О «МАЛОЙ ПРОЗЕ» СЕРГЕЯ ТИХАНОВА


        Сосредоточим внимание на двух миниатюрах из сборника «малой прозы» Сергея Тиханова «Синхронные люди» – самых, пожалуй, удивительных. Удивительно в них то, что они есть: никакой иной логикой, кроме художественной необходимости, нельзя объяснить факт их существования. Их присутствие в книге на практике учит любить (и ценить) «существование вещи больше самой вещи» (Мандельштам 1996, с. 166).

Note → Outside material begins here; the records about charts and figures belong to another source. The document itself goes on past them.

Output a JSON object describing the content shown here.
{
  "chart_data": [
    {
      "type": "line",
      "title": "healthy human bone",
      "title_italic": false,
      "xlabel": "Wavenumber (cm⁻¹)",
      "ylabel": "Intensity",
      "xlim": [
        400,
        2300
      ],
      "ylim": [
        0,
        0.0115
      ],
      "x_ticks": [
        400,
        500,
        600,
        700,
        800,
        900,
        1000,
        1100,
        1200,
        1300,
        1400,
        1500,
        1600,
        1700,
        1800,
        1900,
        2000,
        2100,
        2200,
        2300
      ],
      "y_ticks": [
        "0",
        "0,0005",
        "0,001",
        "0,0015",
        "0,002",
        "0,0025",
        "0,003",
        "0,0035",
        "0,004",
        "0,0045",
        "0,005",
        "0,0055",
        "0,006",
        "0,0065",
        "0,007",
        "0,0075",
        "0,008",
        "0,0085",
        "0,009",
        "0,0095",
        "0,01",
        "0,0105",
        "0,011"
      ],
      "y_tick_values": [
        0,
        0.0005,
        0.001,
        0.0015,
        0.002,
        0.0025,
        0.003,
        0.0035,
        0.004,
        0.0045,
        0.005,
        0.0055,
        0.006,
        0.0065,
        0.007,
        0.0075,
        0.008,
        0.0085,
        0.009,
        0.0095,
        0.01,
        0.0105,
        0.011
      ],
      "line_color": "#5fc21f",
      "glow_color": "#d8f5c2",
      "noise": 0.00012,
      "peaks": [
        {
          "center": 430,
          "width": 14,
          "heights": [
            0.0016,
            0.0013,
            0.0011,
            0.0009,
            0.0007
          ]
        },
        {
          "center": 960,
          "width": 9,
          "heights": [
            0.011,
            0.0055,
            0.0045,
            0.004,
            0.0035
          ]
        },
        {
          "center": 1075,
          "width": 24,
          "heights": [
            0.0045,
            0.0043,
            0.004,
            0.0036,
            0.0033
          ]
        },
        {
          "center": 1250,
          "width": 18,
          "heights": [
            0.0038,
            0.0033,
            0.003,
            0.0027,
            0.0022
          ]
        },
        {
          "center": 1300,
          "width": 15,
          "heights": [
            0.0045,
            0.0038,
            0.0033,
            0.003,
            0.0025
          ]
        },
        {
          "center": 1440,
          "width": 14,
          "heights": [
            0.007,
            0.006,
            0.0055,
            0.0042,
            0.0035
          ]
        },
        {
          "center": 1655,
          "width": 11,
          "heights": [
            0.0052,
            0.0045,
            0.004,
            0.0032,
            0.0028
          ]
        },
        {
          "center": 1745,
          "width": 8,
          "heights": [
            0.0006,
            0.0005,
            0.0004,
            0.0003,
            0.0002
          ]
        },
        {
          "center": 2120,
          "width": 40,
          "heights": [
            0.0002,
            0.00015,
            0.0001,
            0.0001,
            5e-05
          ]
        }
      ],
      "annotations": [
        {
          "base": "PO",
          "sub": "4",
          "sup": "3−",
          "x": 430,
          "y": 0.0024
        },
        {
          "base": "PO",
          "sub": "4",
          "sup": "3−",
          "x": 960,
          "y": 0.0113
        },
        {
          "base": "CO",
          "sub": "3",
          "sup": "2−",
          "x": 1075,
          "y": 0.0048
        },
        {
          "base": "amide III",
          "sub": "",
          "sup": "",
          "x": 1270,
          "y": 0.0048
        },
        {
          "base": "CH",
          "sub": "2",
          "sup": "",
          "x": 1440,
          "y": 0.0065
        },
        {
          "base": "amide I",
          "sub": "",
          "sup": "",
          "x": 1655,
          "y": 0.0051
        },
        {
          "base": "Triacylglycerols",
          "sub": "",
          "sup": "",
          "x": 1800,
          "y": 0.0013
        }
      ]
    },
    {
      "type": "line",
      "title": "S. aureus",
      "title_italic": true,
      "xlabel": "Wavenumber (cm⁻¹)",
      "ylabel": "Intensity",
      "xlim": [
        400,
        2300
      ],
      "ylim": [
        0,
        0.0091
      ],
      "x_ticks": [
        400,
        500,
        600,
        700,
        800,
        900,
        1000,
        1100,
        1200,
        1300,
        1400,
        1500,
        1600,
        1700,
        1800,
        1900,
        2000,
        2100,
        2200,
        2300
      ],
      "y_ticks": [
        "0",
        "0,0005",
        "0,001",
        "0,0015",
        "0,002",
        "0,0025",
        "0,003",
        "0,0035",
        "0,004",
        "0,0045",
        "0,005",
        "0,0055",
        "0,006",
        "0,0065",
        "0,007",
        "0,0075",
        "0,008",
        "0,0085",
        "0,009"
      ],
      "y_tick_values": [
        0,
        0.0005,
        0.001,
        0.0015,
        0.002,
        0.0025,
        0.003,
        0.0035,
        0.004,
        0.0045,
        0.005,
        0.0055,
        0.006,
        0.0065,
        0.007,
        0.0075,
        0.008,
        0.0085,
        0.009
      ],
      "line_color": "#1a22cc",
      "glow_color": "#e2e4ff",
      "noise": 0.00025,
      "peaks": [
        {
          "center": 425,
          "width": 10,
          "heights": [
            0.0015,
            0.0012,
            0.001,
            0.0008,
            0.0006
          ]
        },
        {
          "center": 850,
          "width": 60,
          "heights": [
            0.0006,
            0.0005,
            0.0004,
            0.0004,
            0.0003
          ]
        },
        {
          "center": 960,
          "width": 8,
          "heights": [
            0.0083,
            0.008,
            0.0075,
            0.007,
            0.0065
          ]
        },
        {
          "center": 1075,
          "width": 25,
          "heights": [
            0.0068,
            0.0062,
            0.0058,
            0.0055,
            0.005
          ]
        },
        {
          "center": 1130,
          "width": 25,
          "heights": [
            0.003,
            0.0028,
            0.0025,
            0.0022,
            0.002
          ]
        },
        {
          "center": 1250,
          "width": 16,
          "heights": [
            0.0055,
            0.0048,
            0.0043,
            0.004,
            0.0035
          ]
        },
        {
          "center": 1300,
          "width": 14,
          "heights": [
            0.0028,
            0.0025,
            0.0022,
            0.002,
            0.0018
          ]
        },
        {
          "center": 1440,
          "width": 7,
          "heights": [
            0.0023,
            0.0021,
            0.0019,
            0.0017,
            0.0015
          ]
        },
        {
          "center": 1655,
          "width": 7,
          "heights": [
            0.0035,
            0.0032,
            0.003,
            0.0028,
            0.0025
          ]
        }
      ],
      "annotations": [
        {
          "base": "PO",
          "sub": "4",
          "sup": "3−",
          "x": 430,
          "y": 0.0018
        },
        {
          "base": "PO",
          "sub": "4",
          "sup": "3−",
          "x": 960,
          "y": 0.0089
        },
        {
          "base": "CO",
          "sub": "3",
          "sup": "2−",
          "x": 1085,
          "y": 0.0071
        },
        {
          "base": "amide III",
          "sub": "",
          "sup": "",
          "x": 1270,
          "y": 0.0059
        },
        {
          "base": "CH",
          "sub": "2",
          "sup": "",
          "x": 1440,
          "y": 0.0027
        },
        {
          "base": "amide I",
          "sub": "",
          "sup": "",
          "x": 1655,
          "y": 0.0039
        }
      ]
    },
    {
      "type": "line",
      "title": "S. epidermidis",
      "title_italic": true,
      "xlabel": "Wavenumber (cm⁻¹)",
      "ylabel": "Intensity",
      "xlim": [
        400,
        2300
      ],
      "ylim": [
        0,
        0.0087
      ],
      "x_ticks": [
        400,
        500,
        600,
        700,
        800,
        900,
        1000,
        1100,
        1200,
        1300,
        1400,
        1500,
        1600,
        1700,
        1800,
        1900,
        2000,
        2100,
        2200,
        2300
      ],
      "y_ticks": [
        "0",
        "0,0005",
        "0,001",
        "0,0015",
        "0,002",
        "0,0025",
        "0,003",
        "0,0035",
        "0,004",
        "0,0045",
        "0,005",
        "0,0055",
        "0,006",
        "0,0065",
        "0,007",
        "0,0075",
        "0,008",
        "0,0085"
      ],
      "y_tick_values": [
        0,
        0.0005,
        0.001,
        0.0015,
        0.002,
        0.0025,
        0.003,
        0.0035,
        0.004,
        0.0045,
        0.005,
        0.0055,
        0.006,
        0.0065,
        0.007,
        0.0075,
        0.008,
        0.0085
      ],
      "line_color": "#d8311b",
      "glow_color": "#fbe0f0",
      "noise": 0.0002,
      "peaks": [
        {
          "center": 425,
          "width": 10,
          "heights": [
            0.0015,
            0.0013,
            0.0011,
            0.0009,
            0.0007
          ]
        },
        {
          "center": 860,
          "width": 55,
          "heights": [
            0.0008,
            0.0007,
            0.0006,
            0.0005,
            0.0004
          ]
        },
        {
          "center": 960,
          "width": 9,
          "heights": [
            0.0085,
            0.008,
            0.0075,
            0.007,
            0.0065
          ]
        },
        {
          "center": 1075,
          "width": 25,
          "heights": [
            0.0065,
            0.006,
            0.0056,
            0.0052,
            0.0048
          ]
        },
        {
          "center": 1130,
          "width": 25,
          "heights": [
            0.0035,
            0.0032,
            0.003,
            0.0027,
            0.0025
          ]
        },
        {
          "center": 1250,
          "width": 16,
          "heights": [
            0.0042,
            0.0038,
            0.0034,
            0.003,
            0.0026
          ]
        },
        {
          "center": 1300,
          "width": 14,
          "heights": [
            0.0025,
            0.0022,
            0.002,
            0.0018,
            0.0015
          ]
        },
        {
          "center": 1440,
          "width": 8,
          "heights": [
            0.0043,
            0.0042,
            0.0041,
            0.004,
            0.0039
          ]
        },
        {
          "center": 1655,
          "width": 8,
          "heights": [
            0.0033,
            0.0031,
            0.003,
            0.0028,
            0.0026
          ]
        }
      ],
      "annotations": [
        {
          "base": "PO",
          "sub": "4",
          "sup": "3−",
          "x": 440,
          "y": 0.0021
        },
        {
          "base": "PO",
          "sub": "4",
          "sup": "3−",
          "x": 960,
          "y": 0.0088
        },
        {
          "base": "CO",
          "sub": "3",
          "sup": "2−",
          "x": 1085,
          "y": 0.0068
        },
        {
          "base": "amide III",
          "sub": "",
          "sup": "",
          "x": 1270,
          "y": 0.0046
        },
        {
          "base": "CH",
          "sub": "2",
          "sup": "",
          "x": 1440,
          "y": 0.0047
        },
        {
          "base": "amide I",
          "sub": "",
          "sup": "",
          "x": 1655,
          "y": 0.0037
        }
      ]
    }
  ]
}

Вне общего контекста анализ, впрочем, был бы затруднителен: малый объем не только свидетельствует о предельной компрессии смысла и тяготении автора к минимализму, но и делает их – в отрыве от других, более развернутых текстов – на первый взгляд почти непрозрачными, непроницаемыми для анализа.

        – Март. – думал он. – Март. Март.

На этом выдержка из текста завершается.